Il salario è deciso unilateralmente dal padrone e differenziato nell’importo soprattutto su base etnica: i più pagati sono i lavoratori cinesi, seguiti dai lavoratori provenienti dal subcontinente indiano e infine i lavoratori provenienti dall’Africa subsahariana, che in molti casi lavorano per meno di 3 euro l’ora.
Ovviamente queste condizioni di vita disumane vengono sopportate a causa del forte stato di bisogno di questi lavoratori. Oltre al problema salariale, a segnare la vita di queste persone è la mancanza cronica di riposo per le condizioni di lavoro imposte, senza contare il fatto che devono spostarsi in zone molto periferiche per trovare un alloggio; infatti spesso i proprietari degli immobili non affittano a lavoratori immigrati, neanche in presenza di un reddito stabile, ma anche per il costo alto dei canoni, e sono molti coloro che devono percorrere decine di chilometri per spostarsi in zone sempre più periferiche, utilizzando mezzi pubblici. Quindi, per recarsi al lavoro, si svegliano poco dopo le 5 di mattina e tornano al proprio alloggio non prima delle 22. Tutto questo senza alcun periodo di riposo continuativo durante tutto l’anno, al massimo 3 o 4 giorni nel mese di agosto e dicembre.

Inoltre, gli ambienti di lavoro sono spesso inadeguati, caotici, disorganizzati e parcellizzati. Nei casi più estremi, all’interno di un unico capannone possono coesistere oltre 20 aziende con 3 o 5 addetti, fino ad arrivare a un massimo di 20 addetti ciascuna; questo agevola uno scambio illecito di manodopera tra le varie aziende che condividono lo stesso ambiente di lavoro.
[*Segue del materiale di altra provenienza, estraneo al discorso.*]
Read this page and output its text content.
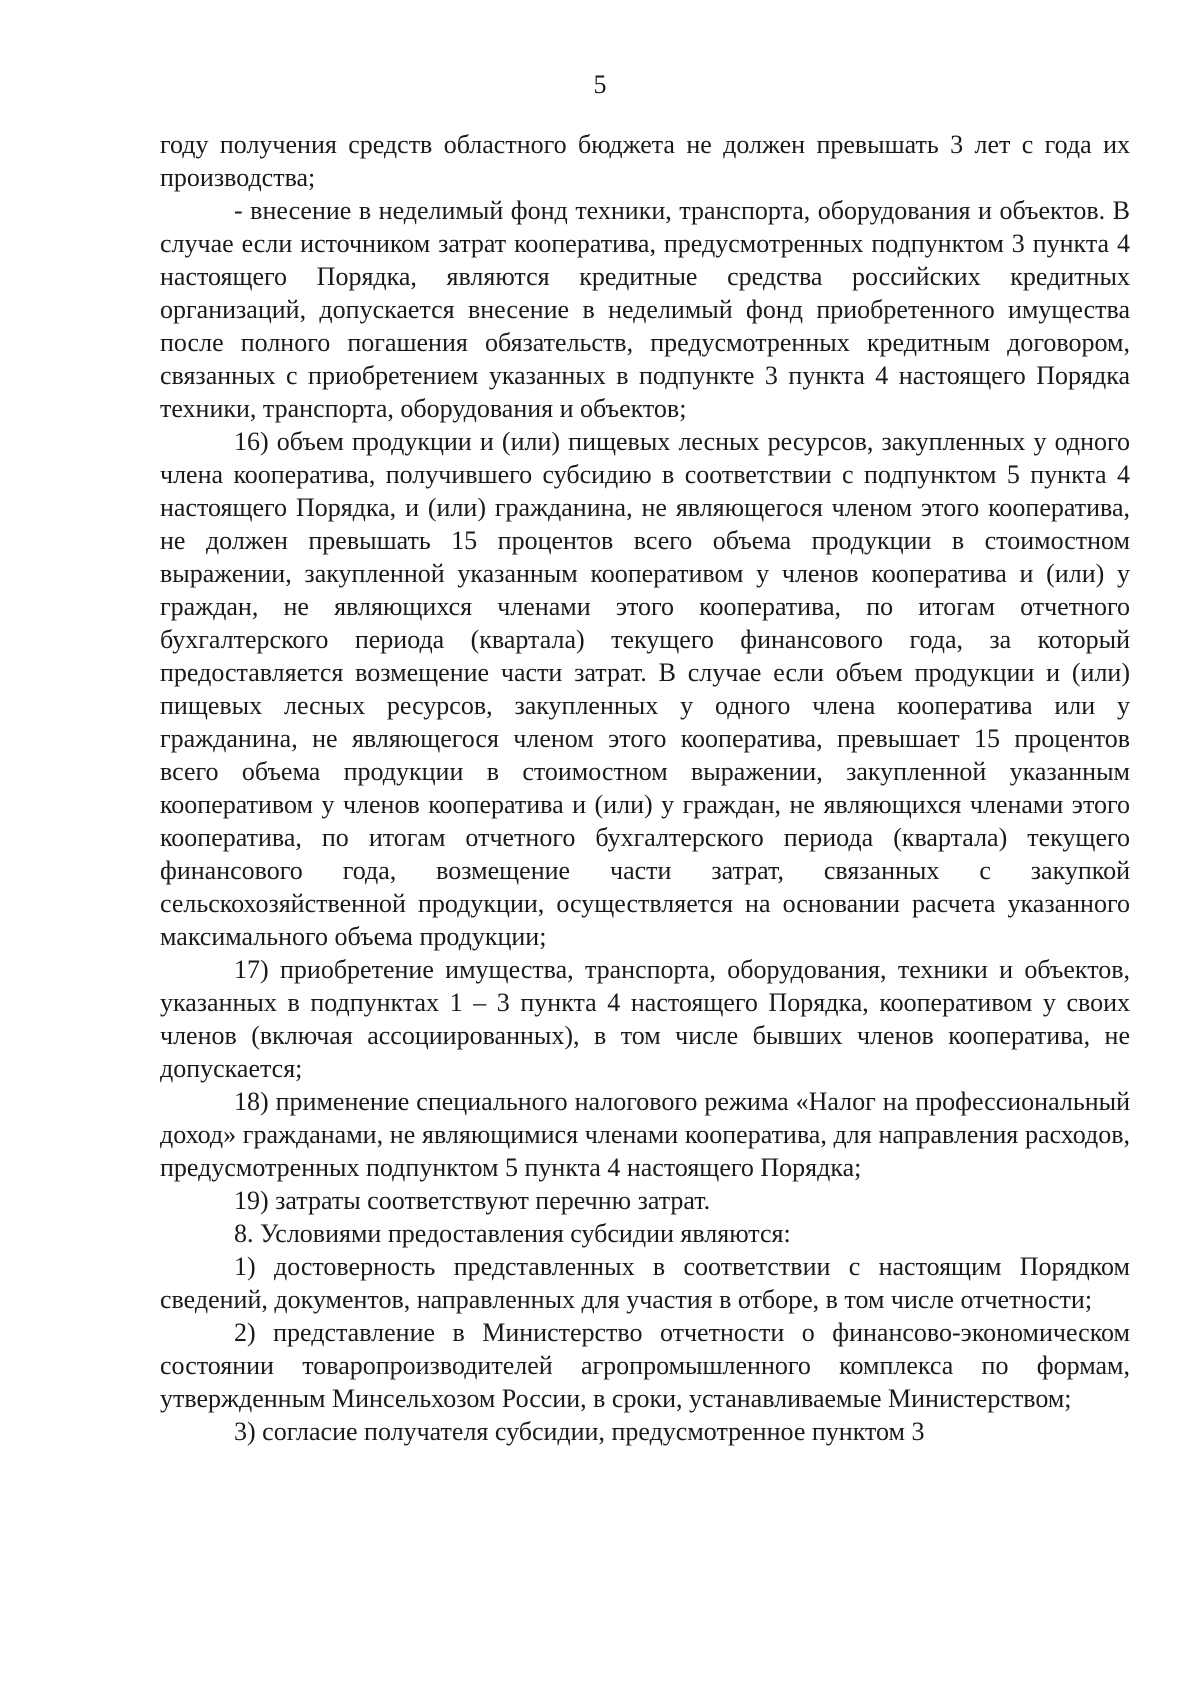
5

году получения средств областного бюджета не должен превышать 3 лет с года их производства;

- внесение в неделимый фонд техники, транспорта, оборудования и объектов. В случае если источником затрат кооператива, предусмотренных подпунктом 3 пункта 4 настоящего Порядка, являются кредитные средства российских кредитных организаций, допускается внесение в неделимый фонд приобретенного имущества после полного погашения обязательств, предусмотренных кредитным договором, связанных с приобретением указанных в подпункте 3 пункта 4 настоящего Порядка техники, транспорта, оборудования и объектов;

16) объем продукции и (или) пищевых лесных ресурсов, закупленных у одного члена кооператива, получившего субсидию в соответствии с подпунктом 5 пункта 4 настоящего Порядка, и (или) гражданина, не являющегося членом этого кооператива, не должен превышать 15 процентов всего объема продукции в стоимостном выражении, закупленной указанным кооперативом у членов кооператива и (или) у граждан, не являющихся членами этого кооператива, по итогам отчетного бухгалтерского периода (квартала) текущего финансового года, за который предоставляется возмещение части затрат. В случае если объем продукции и (или) пищевых лесных ресурсов, закупленных у одного члена кооператива или у гражданина, не являющегося членом этого кооператива, превышает 15 процентов всего объема продукции в стоимостном выражении, закупленной указанным кооперативом у членов кооператива и (или) у граждан, не являющихся членами этого кооператива, по итогам отчетного бухгалтерского периода (квартала) текущего финансового года, возмещение части затрат, связанных с закупкой сельскохозяйственной продукции, осуществляется на основании расчета указанного максимального объема продукции;

17) приобретение имущества, транспорта, оборудования, техники и объектов, указанных в подпунктах 1 – 3 пункта 4 настоящего Порядка, кооперативом у своих членов (включая ассоциированных), в том числе бывших членов кооператива, не допускается;

18) применение специального налогового режима «Налог на профессиональный доход» гражданами, не являющимися членами кооператива, для направления расходов, предусмотренных подпунктом 5 пункта 4 настоящего Порядка;

19) затраты соответствуют перечню затрат.

8. Условиями предоставления субсидии являются:

1) достоверность представленных в соответствии с настоящим Порядком сведений, документов, направленных для участия в отборе, в том числе отчетности;

2) представление в Министерство отчетности о финансово-экономическом состоянии товаропроизводителей агропромышленного комплекса по формам, утвержденным Минсельхозом России, в сроки, устанавливаемые Министерством;

3) согласие получателя субсидии, предусмотренное пунктом 3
I lavoratori più precari sono quelli ospitati in alloggi di proprietà del datore di lavoro, spesso case fatiscenti e comunque in condizioni di convivenza difficili; in un unico appartamento possono risiedere anche 9 persone: se sei “ospitato” in una casa del padrone, in caso si interrompa il rapporto di lavoro, subisci un doppio ricatto, e perdi contemporaneamente il reddito e l’alloggio. Per questi lavoratori è quindi particolarmente difficile denunciare le condizioni di sfruttamento: ti possono sfuggire in un colpo solo il lavoro, la casa, il cibo, la possibilità di sostenere la famiglia. Inoltre, spesso, in seguito alla denuncia e alle relative ispezioni, può capitare la chiusura aziendale e quindi la perdita del lavoro da parte di tutti i lavoratori occupati, con possibili ritorsioni degli stessi verso il denunciante che subisce un’ulteriore ritorsione nel caso i colleghi siano immigrati dalla stessa nazione. Col risultato di perdere la rete sociale dei connazionali. In certi casi le condizioni di lavoro imposte arrivano a fenomeni di vero e proprio caporalato.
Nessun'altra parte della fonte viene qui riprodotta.